Headcount is not the right measure. A 30-person business with three entities, multi-currency transactions, and a CFO who needs consolidated reporting is a NetSuite business. A 200-person business with a single ANZ operation and straightforward compliance needs might be better served by MYOB Acumatica. Think complexity, not headcount.
Q: Do I need an implementation partner for either platform?
Yes, for both, at implementation stage. MYOB Acumatica’s low-code tools give you more self-service capability post go-live. But the initial implementation for either platform requires experienced consulting support. Attempting a self-directed implementation significantly increases the risk of a failed or underperforming go-live.
The Bottom Line

Both platforms are capable. Both will replace your spreadsheets, connect your systems, and give your finance team their evenings back.

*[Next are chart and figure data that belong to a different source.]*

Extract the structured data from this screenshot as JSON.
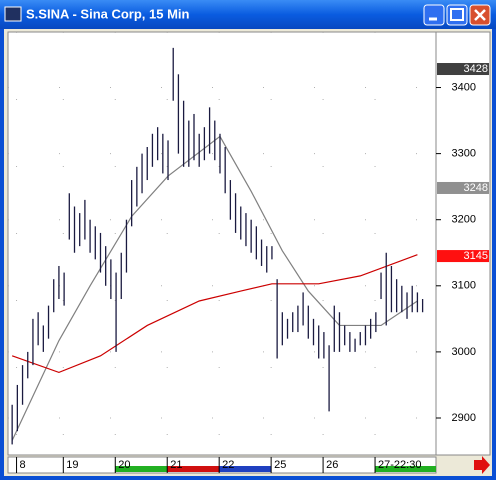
{
  "chart_data": {
    "type": "hilo",
    "title": "S.SINA - Sina Corp, 15 Min",
    "high": [
      2920,
      2950,
      2980,
      3000,
      3050,
      3060,
      3040,
      3070,
      3110,
      3130,
      3120,
      3240,
      3220,
      3210,
      3230,
      3200,
      3190,
      3180,
      3160,
      3140,
      3120,
      3150,
      3200,
      3260,
      3280,
      3300,
      3310,
      3330,
      3340,
      3330,
      3320,
      3460,
      3420,
      3380,
      3350,
      3360,
      3330,
      3340,
      3370,
      3350,
      3330,
      3310,
      3260,
      3240,
      3220,
      3210,
      3200,
      3190,
      3170,
      3160,
      3160,
      3110,
      3060,
      3050,
      3060,
      3070,
      3090,
      3070,
      3050,
      3040,
      3030,
      3010,
      3070,
      3060,
      3040,
      3030,
      3020,
      3030,
      3040,
      3050,
      3060,
      3120,
      3150,
      3130,
      3110,
      3100,
      3090,
      3100,
      3090,
      3080
    ],
    "low": [
      2860,
      2880,
      2920,
      2960,
      2980,
      3010,
      3000,
      3020,
      3060,
      3080,
      3070,
      3170,
      3150,
      3160,
      3170,
      3150,
      3140,
      3120,
      3100,
      3080,
      3000,
      3080,
      3120,
      3190,
      3220,
      3240,
      3260,
      3280,
      3290,
      3270,
      3260,
      3380,
      3300,
      3280,
      3280,
      3290,
      3280,
      3290,
      3300,
      3290,
      3270,
      3240,
      3200,
      3180,
      3170,
      3160,
      3150,
      3140,
      3130,
      3120,
      3140,
      2990,
      3010,
      3020,
      3030,
      3030,
      3040,
      3020,
      3010,
      2990,
      2990,
      2910,
      3000,
      3000,
      3010,
      3000,
      3000,
      3010,
      3010,
      3020,
      3030,
      3080,
      3040,
      3060,
      3060,
      3060,
      3050,
      3060,
      3060,
      3060
    ],
    "color": "#1a1a40",
    "lines": [
      {
        "color": "#808080",
        "x": [
          0,
          9,
          15,
          23,
          30,
          40,
          46,
          52,
          57,
          63,
          71,
          78
        ],
        "values": [
          2866,
          3017,
          3100,
          3205,
          3266,
          3326,
          3243,
          3153,
          3092,
          3040,
          3040,
          3077
        ]
      },
      {
        "color": "#cc0000",
        "x": [
          0,
          9,
          17,
          26,
          36,
          44,
          50,
          59,
          67,
          78
        ],
        "values": [
          2994,
          2969,
          2994,
          3040,
          3077,
          3092,
          3103,
          3103,
          3115,
          3147
        ]
      }
    ],
    "price_labels": [
      {
        "value": 3428,
        "color": "#404040"
      },
      {
        "value": 3248,
        "color": "#909090"
      },
      {
        "value": 3145,
        "color": "#ff1010"
      }
    ],
    "xlim": [
      -0.8,
      81
    ],
    "xticks": [
      {
        "value": 2,
        "label": "8"
      },
      {
        "value": 11,
        "label": "19"
      },
      {
        "value": 21,
        "label": "20"
      },
      {
        "value": 31,
        "label": "21"
      },
      {
        "value": 41,
        "label": "22"
      },
      {
        "value": 51,
        "label": "25"
      },
      {
        "value": 61,
        "label": "26"
      },
      {
        "value": 71,
        "label": "27-22:30"
      }
    ],
    "xtick_colors": [
      "#ffffff",
      "#ffffff",
      "#22b022",
      "#d01010",
      "#2040c0",
      "#ffffff",
      "#ffffff",
      "#22b022"
    ],
    "ylim": [
      2844,
      3484
    ],
    "yticks": [
      2900,
      3000,
      3100,
      3200,
      3300,
      3400
    ],
    "grid": true
  }
}
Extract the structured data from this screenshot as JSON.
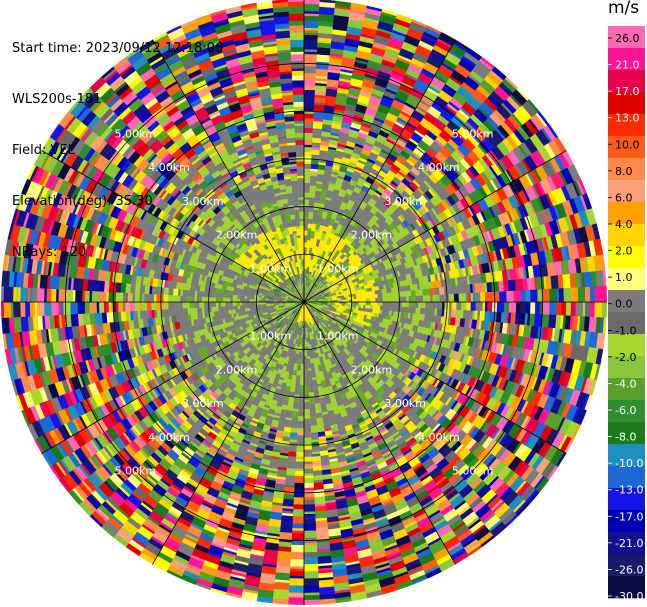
{
  "info": {
    "start_time": "Start time: 2023/09/12 12:18:06",
    "instrument": "WLS200s-181",
    "field": "Field: VEL",
    "elevation": "Elevation(deg): 35.30",
    "nrays": "NRays: 120"
  },
  "chart_data": {
    "type": "heatmap",
    "projection": "polar PPI",
    "field": "VEL",
    "units": "m/s",
    "range_rings_km": [
      1,
      2,
      3,
      4,
      5
    ],
    "range_ring_labels": [
      "1.00km",
      "2.00km",
      "3.00km",
      "4.00km",
      "5.00km"
    ],
    "max_range_km": 6.35,
    "nrays": 120,
    "colorbar": {
      "title": "m/s",
      "tick_labels": [
        "26.0",
        "21.0",
        "17.0",
        "13.0",
        "10.0",
        "8.0",
        "6.0",
        "4.0",
        "2.0",
        "1.0",
        "0.0",
        "-1.0",
        "-2.0",
        "-4.0",
        "-6.0",
        "-8.0",
        "-10.0",
        "-13.0",
        "-17.0",
        "-21.0",
        "-26.0",
        "-30.0"
      ],
      "colors": [
        "#ff69b4",
        "#ff1493",
        "#e8004a",
        "#e00000",
        "#ff2a00",
        "#ff5a1a",
        "#ff8a4a",
        "#ffa07a",
        "#ff9f00",
        "#ffd500",
        "#fffb00",
        "#ffff7a",
        "#7c7c7c",
        "#6a6a6a",
        "#a8d830",
        "#8cc63e",
        "#5aa02c",
        "#2f8f2f",
        "#1a7a1a",
        "#1e8fbf",
        "#1f66d6",
        "#1414e6",
        "#0000b0",
        "#101090",
        "#1a1a6a",
        "#0b0b45"
      ]
    }
  }
}
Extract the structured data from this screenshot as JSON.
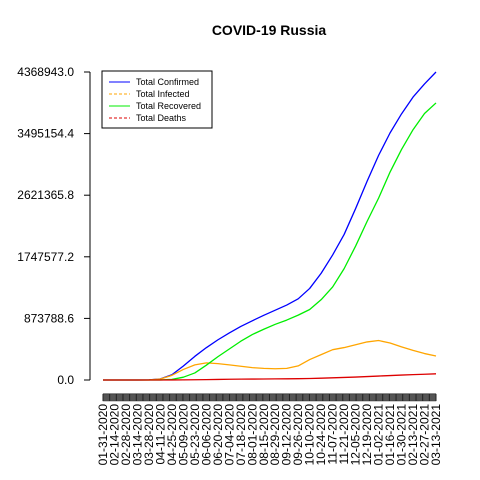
{
  "chart_data": {
    "type": "line",
    "title": "COVID-19 Russia",
    "xlabel": "",
    "ylabel": "",
    "x": [
      "01-31-2020",
      "02-14-2020",
      "02-28-2020",
      "03-14-2020",
      "03-28-2020",
      "04-11-2020",
      "04-25-2020",
      "05-09-2020",
      "05-23-2020",
      "06-06-2020",
      "06-20-2020",
      "07-04-2020",
      "07-18-2020",
      "08-01-2020",
      "08-15-2020",
      "08-29-2020",
      "09-12-2020",
      "09-26-2020",
      "10-10-2020",
      "10-24-2020",
      "11-07-2020",
      "11-21-2020",
      "12-05-2020",
      "12-19-2020",
      "01-02-2021",
      "01-16-2021",
      "01-30-2021",
      "02-13-2021",
      "02-27-2021",
      "03-13-2021"
    ],
    "xtick_labels": [
      "01-31-2020",
      "02-14-2020",
      "02-28-2020",
      "03-14-2020",
      "03-28-2020",
      "04-11-2020",
      "04-25-2020",
      "05-09-2020",
      "05-23-2020",
      "06-06-2020",
      "06-20-2020",
      "07-04-2020",
      "07-18-2020",
      "08-01-2020",
      "08-15-2020",
      "08-29-2020",
      "09-12-2020",
      "09-26-2020",
      "10-10-2020",
      "10-24-2020",
      "11-07-2020",
      "11-21-2020",
      "12-05-2020",
      "12-19-2020",
      "01-02-2021",
      "01-16-2021",
      "01-30-2021",
      "02-13-2021",
      "02-27-2021",
      "03-13-2021"
    ],
    "yticks": [
      0.0,
      873788.6,
      1747577.2,
      2621365.8,
      3495154.4,
      4368943.0
    ],
    "ytick_labels": [
      "0.0",
      "873788.6",
      "1747577.2",
      "2621365.8",
      "3495154.4",
      "4368943.0"
    ],
    "ylim": [
      0,
      4368943
    ],
    "grid": false,
    "legend_position": "top-left",
    "series": [
      {
        "name": "Total Confirmed",
        "color": "#0000ff",
        "dash": "solid",
        "values": [
          2,
          2,
          2,
          63,
          1264,
          15770,
          74588,
          198676,
          335882,
          458689,
          569063,
          667883,
          759203,
          839981,
          917884,
          990326,
          1062811,
          1151438,
          1298718,
          1513877,
          1774334,
          2064748,
          2431731,
          2819429,
          3186276,
          3505722,
          3775368,
          4013000,
          4200000,
          4368943
        ]
      },
      {
        "name": "Total Infected",
        "color": "#ffa500",
        "dash": "dashed",
        "values": [
          2,
          2,
          0,
          60,
          1200,
          14500,
          66000,
          150000,
          214000,
          243000,
          232000,
          215000,
          195000,
          175000,
          165000,
          160000,
          165000,
          200000,
          290000,
          360000,
          430000,
          460000,
          500000,
          540000,
          560000,
          525000,
          470000,
          420000,
          375000,
          340000
        ]
      },
      {
        "name": "Total Recovered",
        "color": "#00ee00",
        "dash": "solid",
        "values": [
          0,
          0,
          2,
          3,
          64,
          1200,
          8000,
          40000,
          100000,
          210000,
          330000,
          440000,
          550000,
          645000,
          720000,
          790000,
          850000,
          920000,
          1000000,
          1140000,
          1320000,
          1580000,
          1900000,
          2250000,
          2580000,
          2950000,
          3270000,
          3550000,
          3780000,
          3930000
        ]
      },
      {
        "name": "Total Deaths",
        "color": "#dd0000",
        "dash": "dashed",
        "values": [
          0,
          0,
          0,
          0,
          1,
          130,
          680,
          1900,
          3400,
          5800,
          8100,
          10300,
          11900,
          13200,
          14400,
          15600,
          17000,
          18500,
          21000,
          25500,
          31000,
          36000,
          42000,
          49000,
          56000,
          63000,
          70000,
          76000,
          82000,
          88000
        ]
      }
    ]
  }
}
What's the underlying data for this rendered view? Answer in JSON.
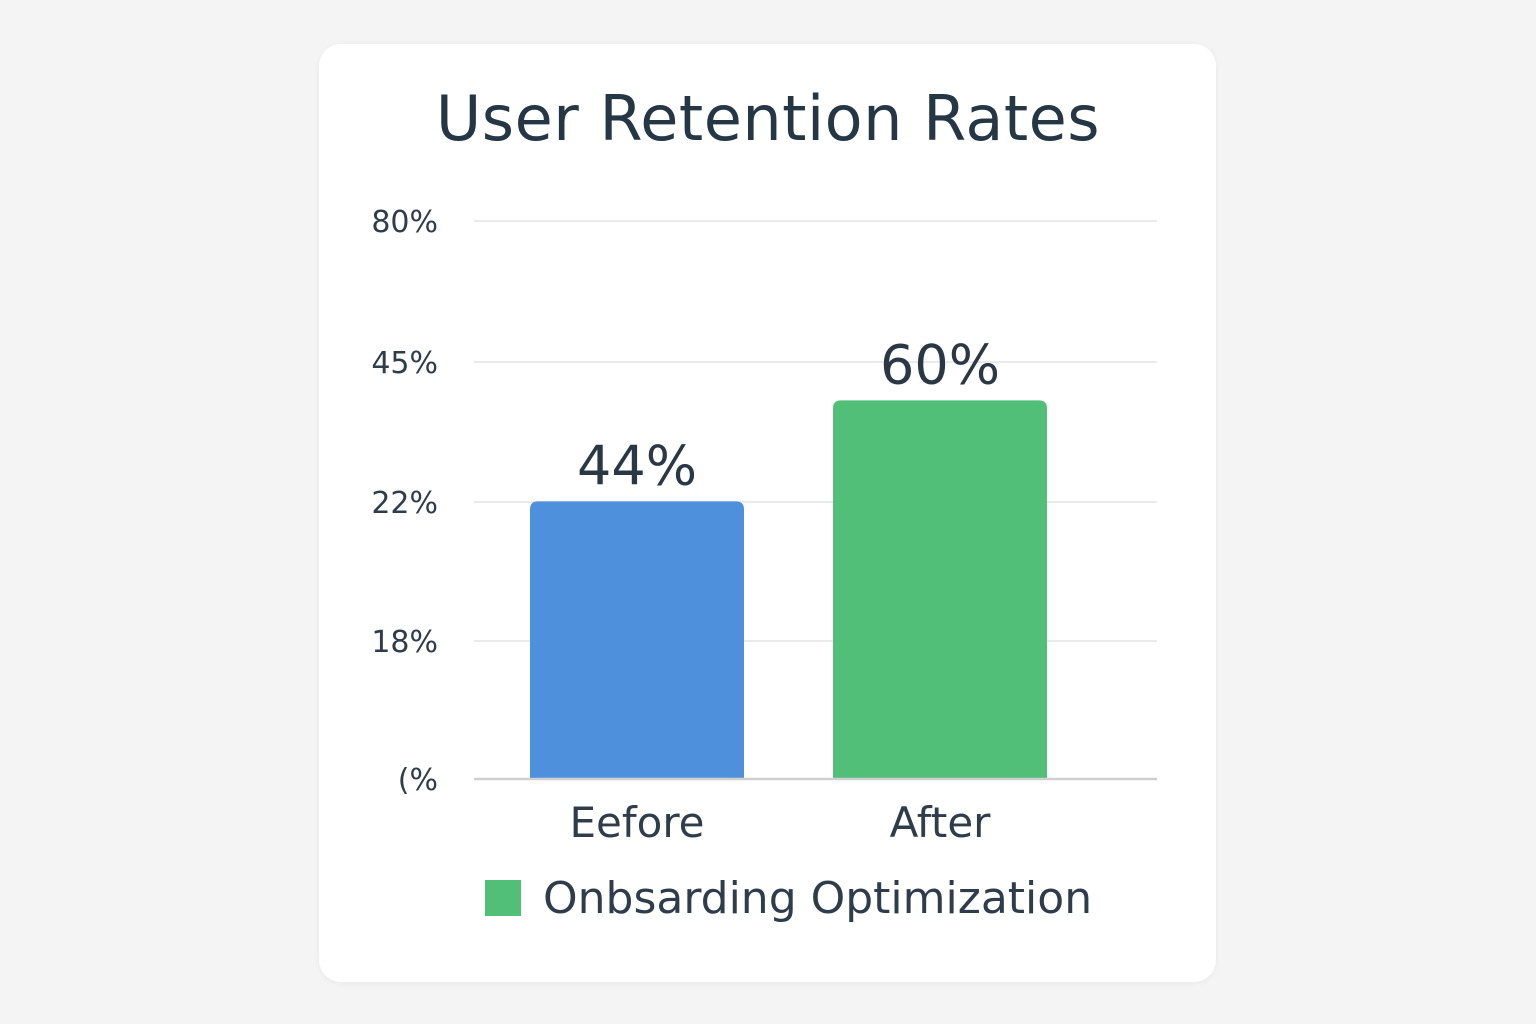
{
  "chart_data": {
    "type": "bar",
    "title": "User Retention Rates",
    "categories": [
      "Eefore",
      "After"
    ],
    "values": [
      44,
      60
    ],
    "value_labels": [
      "44%",
      "60%"
    ],
    "bar_colors": [
      "#4f90dd",
      "#51bf78"
    ],
    "y_tick_labels": [
      "(%",
      "18%",
      "22%",
      "45%",
      "80%"
    ],
    "grid": true,
    "legend": {
      "label": "Onbsarding Optimization",
      "color": "#51bf78",
      "placement": "bottom"
    },
    "xlabel": "",
    "ylabel": ""
  }
}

The difference is in trajectory. MYOB Acumatica is purpose-built for where you are now, with strong ANZ compliance, accessible configuration, and a lower cost of entry. NetSuite is built for where you are going, with the scalability, real-time architecture, and global capability to grow alongside a business that does not intend to stay the same size.
Neither choice is wrong. But one of them is more right for your business, and that distinction is worth getting clear on before you sign anything.